Monday, March 7, 2016

Where we came from, who we are

What if we could look at the origins of our own solar system, the place we live in?
Well, it seems like we are already doing so: technology has taken us to our distant past. 








The Caltech High-speed Multi-color Camera, CHIMERA, has been helping the scientists from Caltech studying the beginnings of our own Solar System.
Located at the Hale Telescope, on the Paloma Observatory, near San Diego, California, this equipment is allowing astronomers to observe objects from the Kuiper Belt;the icy bodies past Neptune ( including Pluto). The camera is also able to detect  near - Earth asteroids even if they are less than 10 meters long and stars in very weird forms.
The belt gathers the remnants of the formation of our solar system . Studying its components would help us trace our origins and even speculating about our future.  
The wide-field telescope camera system monitors thousands of stars at the same time, ready to, by capturing 40 frames per second, notice  the movement of any Kuiper Belt object in front of a star, which lasts only about one tenth of a second.

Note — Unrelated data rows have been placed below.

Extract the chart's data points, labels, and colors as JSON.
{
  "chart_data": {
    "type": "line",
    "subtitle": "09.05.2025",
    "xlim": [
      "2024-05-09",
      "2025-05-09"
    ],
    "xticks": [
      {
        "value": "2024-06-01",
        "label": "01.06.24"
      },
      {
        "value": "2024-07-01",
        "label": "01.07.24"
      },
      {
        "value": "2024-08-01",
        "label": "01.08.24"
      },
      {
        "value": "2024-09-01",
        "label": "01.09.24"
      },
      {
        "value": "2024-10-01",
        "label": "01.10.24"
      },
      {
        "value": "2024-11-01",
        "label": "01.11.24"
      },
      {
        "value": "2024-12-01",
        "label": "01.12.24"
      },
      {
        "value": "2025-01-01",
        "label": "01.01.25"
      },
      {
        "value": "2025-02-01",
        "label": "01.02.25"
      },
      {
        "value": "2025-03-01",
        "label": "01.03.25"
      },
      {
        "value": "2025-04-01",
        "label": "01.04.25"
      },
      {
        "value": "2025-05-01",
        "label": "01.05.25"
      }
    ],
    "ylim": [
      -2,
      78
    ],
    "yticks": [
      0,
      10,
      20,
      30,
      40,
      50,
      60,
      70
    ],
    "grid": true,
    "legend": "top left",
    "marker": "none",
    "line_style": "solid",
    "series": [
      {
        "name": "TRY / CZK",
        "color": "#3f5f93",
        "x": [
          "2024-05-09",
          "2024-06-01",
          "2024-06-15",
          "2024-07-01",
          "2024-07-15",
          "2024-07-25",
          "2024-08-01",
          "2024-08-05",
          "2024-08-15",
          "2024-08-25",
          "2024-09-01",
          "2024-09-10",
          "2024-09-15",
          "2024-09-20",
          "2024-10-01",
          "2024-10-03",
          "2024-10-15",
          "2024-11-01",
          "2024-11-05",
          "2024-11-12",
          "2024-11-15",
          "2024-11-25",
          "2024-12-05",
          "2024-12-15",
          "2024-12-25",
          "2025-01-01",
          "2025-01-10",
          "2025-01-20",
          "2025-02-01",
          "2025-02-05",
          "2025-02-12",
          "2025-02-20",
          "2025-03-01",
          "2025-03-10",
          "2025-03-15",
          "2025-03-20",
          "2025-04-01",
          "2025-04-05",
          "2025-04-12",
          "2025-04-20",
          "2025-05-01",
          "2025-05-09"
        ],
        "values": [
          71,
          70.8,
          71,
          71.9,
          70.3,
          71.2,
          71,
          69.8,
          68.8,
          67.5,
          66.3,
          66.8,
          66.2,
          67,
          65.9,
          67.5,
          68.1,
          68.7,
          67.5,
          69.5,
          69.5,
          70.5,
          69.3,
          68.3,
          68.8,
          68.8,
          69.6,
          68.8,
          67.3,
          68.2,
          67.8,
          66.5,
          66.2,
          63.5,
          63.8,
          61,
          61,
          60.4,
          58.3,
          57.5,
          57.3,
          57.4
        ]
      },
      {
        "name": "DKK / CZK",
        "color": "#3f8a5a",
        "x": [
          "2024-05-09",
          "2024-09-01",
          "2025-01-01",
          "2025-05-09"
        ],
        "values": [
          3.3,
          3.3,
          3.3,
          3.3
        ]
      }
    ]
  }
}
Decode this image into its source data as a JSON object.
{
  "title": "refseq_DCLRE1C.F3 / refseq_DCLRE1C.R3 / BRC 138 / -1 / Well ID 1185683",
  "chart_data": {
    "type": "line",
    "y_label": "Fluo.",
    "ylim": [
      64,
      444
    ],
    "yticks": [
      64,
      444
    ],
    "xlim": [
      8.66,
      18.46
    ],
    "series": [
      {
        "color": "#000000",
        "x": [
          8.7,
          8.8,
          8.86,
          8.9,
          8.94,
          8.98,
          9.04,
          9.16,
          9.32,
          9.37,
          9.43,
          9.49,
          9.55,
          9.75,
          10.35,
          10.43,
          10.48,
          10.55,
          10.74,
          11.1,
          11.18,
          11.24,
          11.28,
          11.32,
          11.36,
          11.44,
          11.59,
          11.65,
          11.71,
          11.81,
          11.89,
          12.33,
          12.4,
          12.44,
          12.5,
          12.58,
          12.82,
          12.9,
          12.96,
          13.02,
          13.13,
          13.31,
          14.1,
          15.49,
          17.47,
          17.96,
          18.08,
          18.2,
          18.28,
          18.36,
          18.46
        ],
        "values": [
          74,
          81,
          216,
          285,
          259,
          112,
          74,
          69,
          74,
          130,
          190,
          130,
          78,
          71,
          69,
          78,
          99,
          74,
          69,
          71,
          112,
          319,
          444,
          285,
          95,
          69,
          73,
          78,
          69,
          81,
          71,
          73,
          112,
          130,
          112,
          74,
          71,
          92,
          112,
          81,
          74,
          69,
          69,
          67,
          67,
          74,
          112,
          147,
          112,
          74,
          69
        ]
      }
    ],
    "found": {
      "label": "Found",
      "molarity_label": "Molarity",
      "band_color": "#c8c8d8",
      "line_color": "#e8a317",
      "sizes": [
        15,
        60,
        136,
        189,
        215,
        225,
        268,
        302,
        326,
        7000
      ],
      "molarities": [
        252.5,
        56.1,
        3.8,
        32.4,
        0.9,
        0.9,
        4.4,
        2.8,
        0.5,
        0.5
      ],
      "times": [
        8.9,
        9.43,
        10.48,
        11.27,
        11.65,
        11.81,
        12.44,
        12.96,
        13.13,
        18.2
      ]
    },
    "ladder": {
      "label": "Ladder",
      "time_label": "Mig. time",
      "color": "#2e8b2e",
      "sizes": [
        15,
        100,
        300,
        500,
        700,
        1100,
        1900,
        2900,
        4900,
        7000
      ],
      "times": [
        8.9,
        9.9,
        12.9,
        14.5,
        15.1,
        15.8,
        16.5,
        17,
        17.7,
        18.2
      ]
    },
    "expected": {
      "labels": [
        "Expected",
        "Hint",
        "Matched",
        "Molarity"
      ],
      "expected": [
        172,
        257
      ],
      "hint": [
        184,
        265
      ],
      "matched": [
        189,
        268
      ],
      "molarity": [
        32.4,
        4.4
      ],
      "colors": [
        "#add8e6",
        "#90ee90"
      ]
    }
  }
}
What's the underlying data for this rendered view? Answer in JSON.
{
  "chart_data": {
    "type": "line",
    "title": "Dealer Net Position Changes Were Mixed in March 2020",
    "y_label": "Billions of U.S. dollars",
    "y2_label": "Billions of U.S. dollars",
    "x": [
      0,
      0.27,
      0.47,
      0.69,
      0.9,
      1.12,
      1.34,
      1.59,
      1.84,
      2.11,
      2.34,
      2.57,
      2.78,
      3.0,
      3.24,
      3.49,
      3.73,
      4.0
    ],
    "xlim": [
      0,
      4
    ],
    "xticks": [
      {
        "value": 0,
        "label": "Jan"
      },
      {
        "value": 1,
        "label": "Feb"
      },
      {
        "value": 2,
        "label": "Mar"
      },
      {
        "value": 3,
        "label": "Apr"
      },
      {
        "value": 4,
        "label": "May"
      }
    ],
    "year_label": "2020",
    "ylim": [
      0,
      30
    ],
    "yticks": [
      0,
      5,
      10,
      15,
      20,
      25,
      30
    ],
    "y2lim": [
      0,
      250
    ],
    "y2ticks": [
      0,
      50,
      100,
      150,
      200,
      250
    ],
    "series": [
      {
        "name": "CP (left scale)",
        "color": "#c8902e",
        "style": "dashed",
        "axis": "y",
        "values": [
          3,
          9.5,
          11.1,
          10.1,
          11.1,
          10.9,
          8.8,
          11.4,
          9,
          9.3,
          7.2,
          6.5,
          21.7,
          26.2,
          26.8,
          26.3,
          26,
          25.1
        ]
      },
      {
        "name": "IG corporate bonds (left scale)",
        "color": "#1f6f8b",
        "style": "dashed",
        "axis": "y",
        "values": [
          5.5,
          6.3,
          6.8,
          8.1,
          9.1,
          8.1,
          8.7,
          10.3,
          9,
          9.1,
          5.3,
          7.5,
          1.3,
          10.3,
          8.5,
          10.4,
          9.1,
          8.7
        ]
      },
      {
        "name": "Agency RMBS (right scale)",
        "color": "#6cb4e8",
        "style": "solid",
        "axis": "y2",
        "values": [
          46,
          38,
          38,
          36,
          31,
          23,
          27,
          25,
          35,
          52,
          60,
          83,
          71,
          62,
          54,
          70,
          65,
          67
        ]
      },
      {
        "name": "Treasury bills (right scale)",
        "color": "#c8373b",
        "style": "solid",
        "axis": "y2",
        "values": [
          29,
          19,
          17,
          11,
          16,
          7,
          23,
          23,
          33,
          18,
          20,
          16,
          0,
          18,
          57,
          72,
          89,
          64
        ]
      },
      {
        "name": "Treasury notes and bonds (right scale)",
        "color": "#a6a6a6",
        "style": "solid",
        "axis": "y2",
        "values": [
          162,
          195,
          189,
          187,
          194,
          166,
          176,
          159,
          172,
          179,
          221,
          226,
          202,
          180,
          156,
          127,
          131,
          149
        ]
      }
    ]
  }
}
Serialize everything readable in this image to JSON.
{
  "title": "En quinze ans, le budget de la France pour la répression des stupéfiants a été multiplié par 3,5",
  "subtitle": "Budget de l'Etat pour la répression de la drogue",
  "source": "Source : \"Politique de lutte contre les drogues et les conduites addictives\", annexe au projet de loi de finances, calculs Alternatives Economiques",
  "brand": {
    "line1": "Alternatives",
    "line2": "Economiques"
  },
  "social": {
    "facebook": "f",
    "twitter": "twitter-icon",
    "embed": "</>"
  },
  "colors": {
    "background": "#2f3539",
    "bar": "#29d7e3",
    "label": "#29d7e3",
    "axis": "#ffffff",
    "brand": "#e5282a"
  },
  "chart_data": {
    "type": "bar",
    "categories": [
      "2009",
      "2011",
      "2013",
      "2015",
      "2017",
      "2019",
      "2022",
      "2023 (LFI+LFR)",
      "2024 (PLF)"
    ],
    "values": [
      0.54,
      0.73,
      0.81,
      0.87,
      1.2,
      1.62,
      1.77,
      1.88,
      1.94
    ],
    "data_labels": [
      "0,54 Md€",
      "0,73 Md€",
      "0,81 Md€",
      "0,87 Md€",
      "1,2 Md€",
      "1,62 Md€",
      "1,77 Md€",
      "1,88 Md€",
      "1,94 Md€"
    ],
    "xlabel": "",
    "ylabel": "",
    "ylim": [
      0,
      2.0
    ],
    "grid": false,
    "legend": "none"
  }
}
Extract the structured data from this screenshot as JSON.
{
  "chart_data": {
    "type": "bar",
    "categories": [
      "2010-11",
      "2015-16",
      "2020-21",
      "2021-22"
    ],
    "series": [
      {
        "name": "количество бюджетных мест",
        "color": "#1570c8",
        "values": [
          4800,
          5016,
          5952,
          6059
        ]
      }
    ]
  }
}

One particular interest of the research is detecting bodies less than 0.6 miles long, which have very rarely been seen, so scientists want to observe them to have a sense of their frequency and nature.
According to Gregg Hallinan, principal investigator at Caltech, "What makes CHIMERA unique is that it does high-speed, wide-field, multicolor imaging from the ground, and can be used for a wide variety of scientific purposes," Hallinan said. "It's the most sensitive instrument of its kind."